Arrestato Michele Lavopa 21anni di Bari l’omicida reo confesso fermato per l’omicidio di Antonella Lopez e per il ferimento di quattro giovani tra 20 e 25 anni, tra cui l’aspirante boss Eugenio Palermiti nipote dell’omonimo capoclan. Era proprio il giovane Palermiti, 20enne con un padre ergastolano cresciuto con suo nonno capoclan del quartiere Japigia di Bari , l’obiettivo del risentimento del Lavopa, oltre sei anni fa era stato vittima di un brutale pestaggio puntualmente ripreso e fatto girare tra le chat.
“Quell’episodio mi ha cambiato” ha detto il giovane agli inquirenti, che lo hanno rintracciato poche ore dopo il delitto. Quando i carabinieri sono arrivati a casa sua nel quartiere San Paolo, Michele Lavopa non c’era. Nell’appartamento c’era solo la madre, 40 anni, che ha convinto il figlio a rientrare e a costituirsi. “Sono stato io, voglio liberarmi di questo enorme fardello”, ha detto, confermando come Antonella Lopez non c’entrasse nulla.
Gli investigatori dell’ Arma dei Carabinieri hanno avviato immediatamente le indagini, partendo dalle dei testimonianze dei presenti ed analizzando le immagini contenute nei filmati delle telecamere di sorveglianza della discoteca. L’obiettivo della sparatoria non era la giovane ma un ragazzo che era con lei, Eugenio Palermiti, 20enne, rampollo emergente del clan Palermiti, nipote del boss egemone nel quartiere di Japigia, molto popoloso sul litorale barese.
Lavopa ha ammesso davanti agli inquirenti l’omicidio della Lopez, raccontando di essersi disfatto della pistola calibro 7.65, dichiarando di averla gettata in mare nei pressi del locale. Su questa ammissione si è più volte contraddetto, sostenendo di non ricordare con precisione il luogo in cui l’avrebbe abbandonata rendendosi disponibile a farla trovare. I carabinieri nel corso della notte, si sono recati insieme a lui nelle campagne di Bitonto ma ogni ricerca si è rivelata infruttuosa e quindi le operazioni di ricerca sono state sospese dopo due ore. Oggi i carabinieri sono riusciti a ritrovare la pistola dell’omicidio che era finita nelle mani di un 17enne e ritrovata oggi dai carabinieri, messi sulle tracce del “custode” dallo stesso assassino. La pistola calibro 7,65, adesso sarà sottoposta ad accertamenti tecnici per estrarre gli elementi utili alle indagini e stabilirne la provenienza. Analogo discorso per i sette bossoli recuperati all’interno della discoteca assieme a un proiettile inesploso e danneggiato, probabilmente per l’imperizia del killer nell’utilizzo dell’arma.
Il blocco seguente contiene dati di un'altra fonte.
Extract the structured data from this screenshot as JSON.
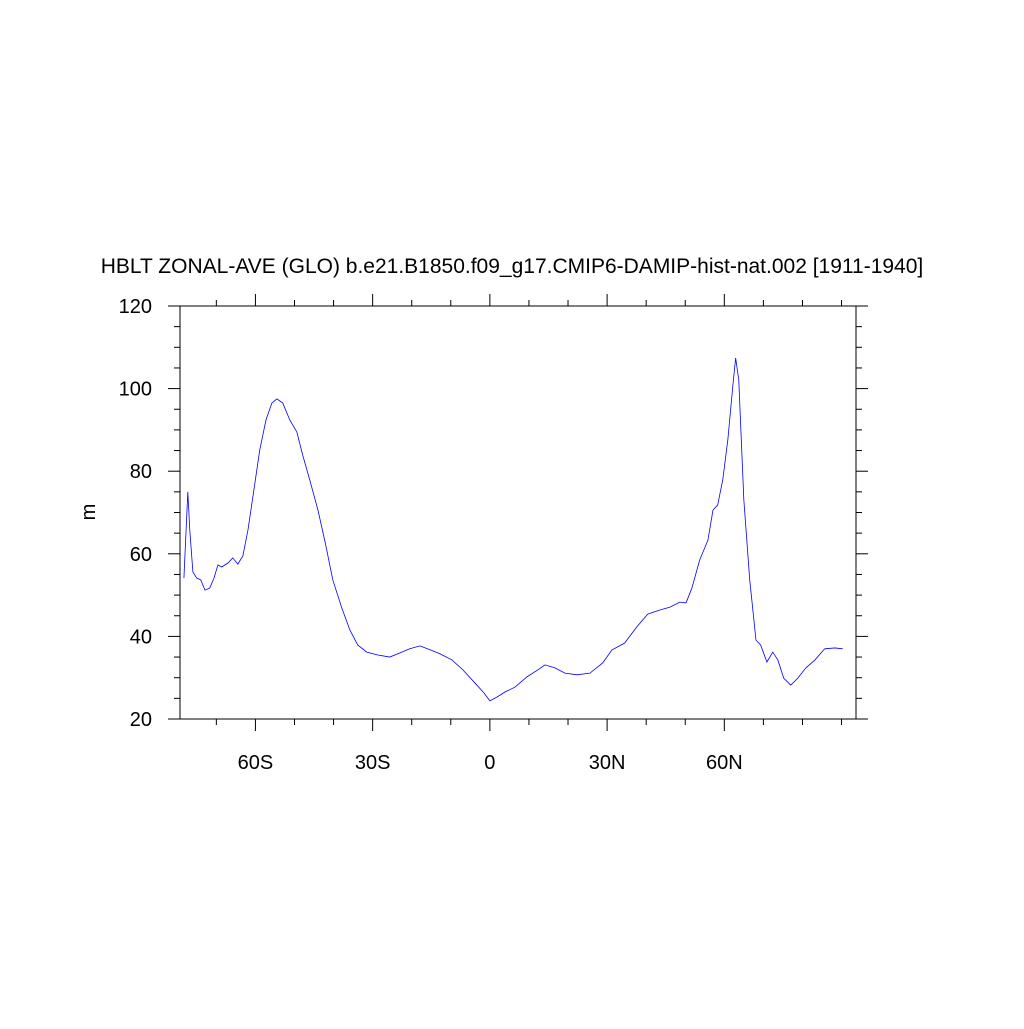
{
  "chart_data": {
    "type": "line",
    "title": "HBLT ZONAL-AVE (GLO) b.e21.B1850.f09_g17.CMIP6-DAMIP-hist-nat.002 [1911-1940]",
    "y_label": "m",
    "xlim": [
      -79.3,
      93.7
    ],
    "ylim": [
      20,
      120
    ],
    "xticks": [
      {
        "value": -60,
        "label": "60S"
      },
      {
        "value": -30,
        "label": "30S"
      },
      {
        "value": 0,
        "label": "0"
      },
      {
        "value": 30,
        "label": "30N"
      },
      {
        "value": 60,
        "label": "60N"
      }
    ],
    "yticks": [
      20,
      40,
      60,
      80,
      100,
      120
    ],
    "xminorticks": [
      -70,
      -50,
      -40,
      -20,
      -10,
      10,
      20,
      40,
      50,
      70,
      80,
      90
    ],
    "yminorticks": [
      25,
      30,
      35,
      45,
      50,
      55,
      65,
      70,
      75,
      85,
      90,
      95,
      105,
      110,
      115
    ],
    "series": [
      {
        "color": "#0000ff",
        "x": [
          -78.3,
          -77.3,
          -76.8,
          -76,
          -75,
          -74,
          -72.9,
          -71.7,
          -70.6,
          -69.6,
          -68.6,
          -67,
          -65.8,
          -64.5,
          -63.2,
          -61.9,
          -60.4,
          -58.9,
          -57.3,
          -55.8,
          -54.5,
          -53,
          -51.2,
          -49.4,
          -47.9,
          -46.1,
          -44,
          -42,
          -40.2,
          -37.9,
          -35.8,
          -33.8,
          -31.5,
          -28.7,
          -25.6,
          -23,
          -20.5,
          -17.9,
          -15.4,
          -12.8,
          -9.7,
          -6.9,
          -3.8,
          -1.5,
          0,
          1.8,
          3.8,
          6.4,
          9.5,
          12.3,
          14.1,
          16.6,
          19.2,
          22.3,
          25.6,
          28.9,
          31.2,
          34.5,
          37.6,
          40.4,
          43.5,
          46.1,
          48.6,
          50.2,
          51.7,
          53.7,
          55.8,
          57.1,
          58.3,
          59.6,
          60.9,
          62.2,
          62.9,
          63.7,
          65,
          66.5,
          68.1,
          69.3,
          70.9,
          72.4,
          73.7,
          75.2,
          77,
          78.8,
          80.9,
          83.2,
          85.7,
          88.3,
          90.3
        ],
        "values": [
          54.1,
          75,
          65.8,
          55.6,
          54.1,
          53.7,
          51.2,
          51.7,
          54.1,
          57.3,
          56.8,
          57.8,
          59,
          57.5,
          59.5,
          65.8,
          75.4,
          85.1,
          92.4,
          96.5,
          97.5,
          96.5,
          92.4,
          89.5,
          83.9,
          77.9,
          70.6,
          62.1,
          53.7,
          46.9,
          41.5,
          37.9,
          36.2,
          35.5,
          35,
          36,
          37,
          37.7,
          36.8,
          35.8,
          34.3,
          31.9,
          28.7,
          26.3,
          24.4,
          25.3,
          26.5,
          27.7,
          30.2,
          31.9,
          33.1,
          32.4,
          31.1,
          30.7,
          31.1,
          33.6,
          36.7,
          38.4,
          42.3,
          45.4,
          46.4,
          47.1,
          48.3,
          48.1,
          51.7,
          58.5,
          63.3,
          70.6,
          71.8,
          77.9,
          87.6,
          100.9,
          107.4,
          102.1,
          73,
          53.7,
          39.1,
          37.9,
          33.8,
          36.2,
          34.3,
          29.9,
          28.2,
          29.9,
          32.4,
          34.3,
          37,
          37.2,
          37
        ]
      }
    ]
  }
}
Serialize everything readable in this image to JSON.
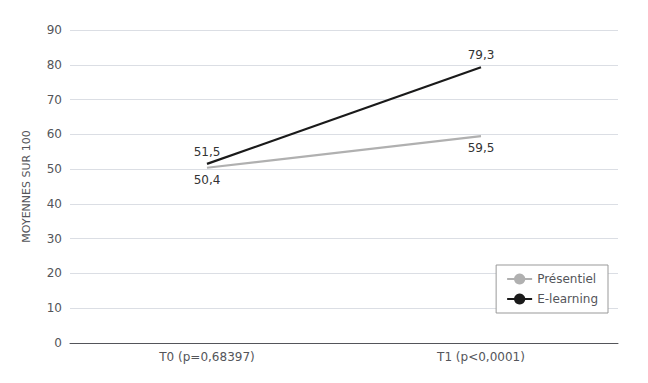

È stato quindi condotto nel carcere di Bari in attesa della convalida del fermo. Stando a quanto emerge dai verbali del fermo , il 21enne potrebbe “portare a compimento quanto intrapreso nella nottata precedente, avendo ancora la disponibilità dell’arma già utilizzata”. Nel corso dell’interrogatorio di Lavopa, è emerso “ l’ulteriore acredine mai sopito e manifestato anche in questa fase nei riguardi di Eugenio Palermiti” e di un suo amico. Quel che ora si teme dalle parti investigative è che questa sparatoria, questa spedizione punitiva nata da una lite, possa aver riacceso le braci della criminalità organizzata pugliese, riattivando le braci di vecchie guerre fra clan che hanno insanguinato la Puglia negli anni precedenti. Le indagini delle forze dell’ordine sono ancora in corso: il gruppo di fuoco pare fosse composto da tre uomini, tutti sui vent’anni.
Nella ricostruzione dei fatti fornita da Michele Lavopa, la lite all’interno del Bahia sarebbe legata a delle presunte minacce subite da Palermiti e dal suo amico Ceglie. L’omicida non ha spiegato il motivo perché aveva con sé l’arma, ma il fatto che fosse armato lascia dedurre che si aspettasse una situazione pericolosa o che avesse motivi per avercela con qualcuno. Ha detto di essere uscito armato “per difendersi da eventuali aggressioni, come spesso accade oramai nei locali notturni baresi”.
Oltre all’arrestato Michele Lavopa ci sono ancora due persone a piede libero che devono essere rintracciate. Difficilmente il 21enne, cresciuto in una certa cultura, parlerà e rivelerà dettagli di quella notte, in nome del voto di omertà che protegge da secoli le famiglie criminali.